At this stage, Sri. E. I. Sanmathi submits that the Assessing officer could give due credit to the amounts refundable in terms of the order dated 28.02.2023 when the Assessing officer will have to pass Orders-to-Give-Effect to the directions by the DRP. However, he is not able to point out any provision in the statute or otherwise to justify the retention in the peculiarities of this case. In the absence of the statutory provisions or the enablement otherwise in law, the retention of the amount in anticipation of conclusion of the DRP proceedings, and to give credit to this amount while giving-effect to the orders thereafter cannot be accepted. 7. There would be no justification for denying the petitioner the advantage of the refund. It is too salient that a levy cannot be unless it is with the authority of law and therefore, there has to be a direction to the first respondent to ensure that steps are taken to affect refund in terms of the order dated 28.02.2023 to the petitioner.
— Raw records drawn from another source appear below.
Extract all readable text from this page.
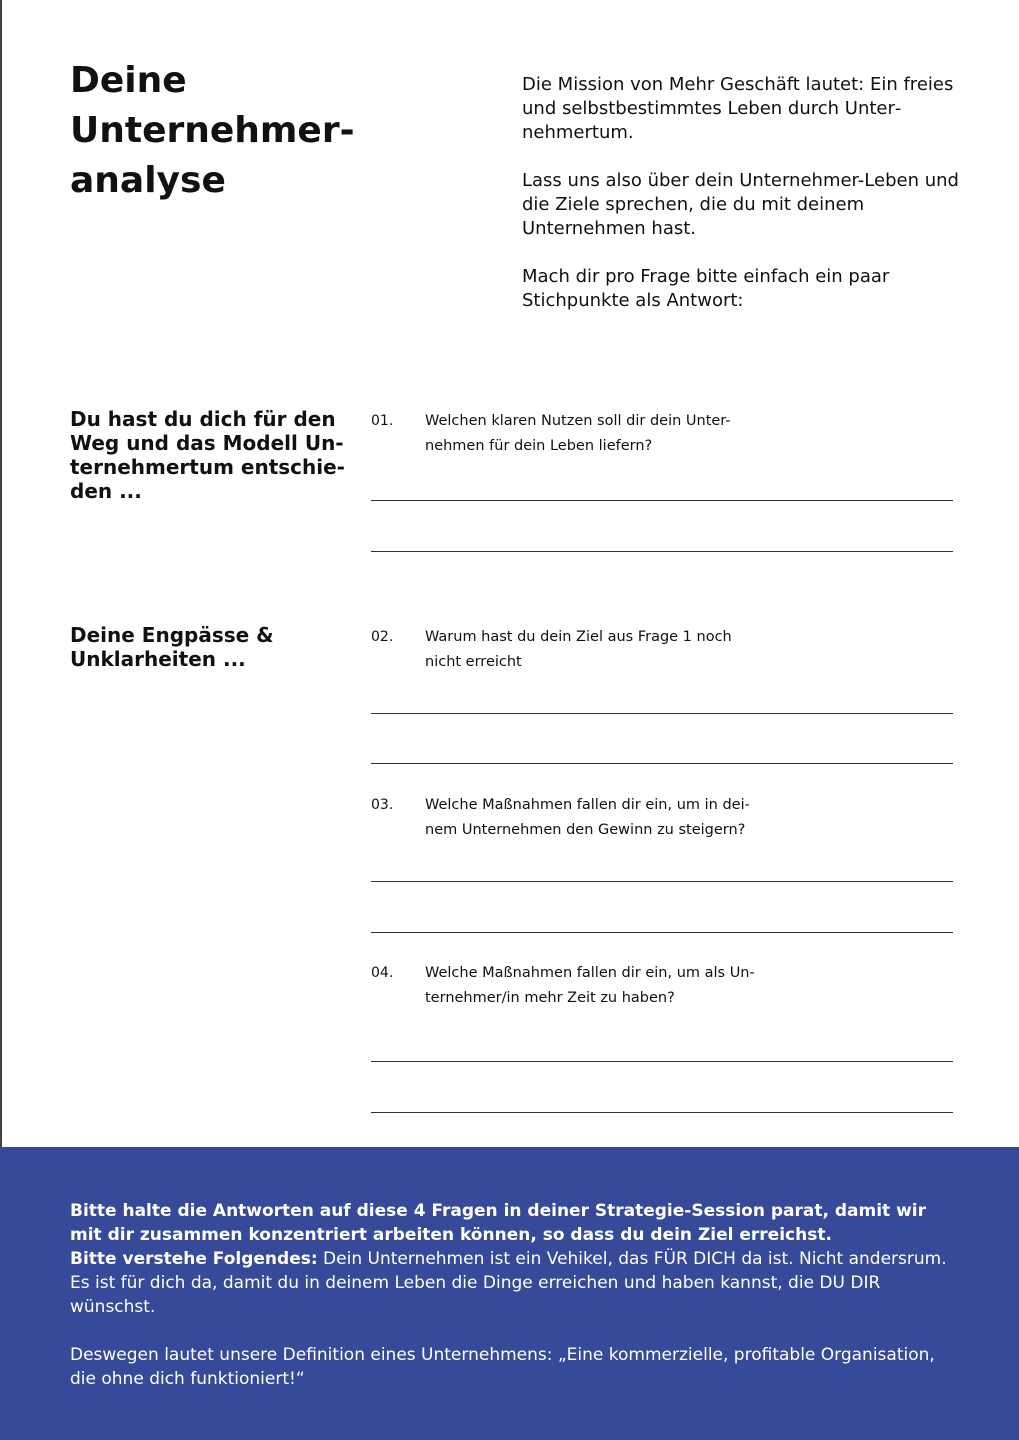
Deine
Unternehmer-
analyse

Die Mission von Mehr Geschäft lautet: Ein freies und selbstbestimmtes Leben durch Unternehmertum.

Lass uns also über dein Unternehmer-Leben und die Ziele sprechen, die du mit deinem Unternehmen hast.

Mach dir pro Frage bitte einfach ein paar Stichpunkte als Antwort:

Du hast du dich für den
Weg und das Modell Un-
ternehmertum entschie-
den ...
Deine Engpässe &
Unklarheiten ...
01. Welchen klaren Nutzen soll dir dein Unter-
nehmen für dein Leben liefern?
02. Warum hast du dein Ziel aus Frage 1 noch
nicht erreicht
03. Welche Maßnahmen fallen dir ein, um in dei-
nem Unternehmen den Gewinn zu steigern?
04. Welche Maßnahmen fallen dir ein, um als Un-
ternehmer/in mehr Zeit zu haben?

Bitte halte die Antworten auf diese 4 Fragen in deiner Strategie-Session parat, damit wir mit dir zusammen konzentriert arbeiten können, so dass du dein Ziel erreichst.

Bitte verstehe Folgendes: Dein Unternehmen ist ein Vehikel, das FÜR DICH da ist. Nicht andersrum. Es ist für dich da, damit du in deinem Leben die Dinge erreichen und haben kannst, die DU DIR wünschst.

Deswegen lautet unsere Definition eines Unternehmens: „Eine kommerzielle, profitable Organisation, die ohne dich funktioniert!“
The next question for consideration is the reasonable time that must be accorded to the first respondent in the circumstances of the case, and after hearing both Sri. T. Suryanarayana and Sri. E. I. Sanmathi, this Court is of the considered view that the first respondent must be allowed six weeks from the date of receipt of certified copy of this order to extend the benefit of refund to the petitioner. Hence, the following: ORDER The petition is allowed. The first respondent is directed to identify and take all steps to refund to the petitioner a sum of Rs. 380,39,86,658/- consequent to the Order dated 28.02.2023 within six [6] weeks from the date of receipt of a certified copy of this order.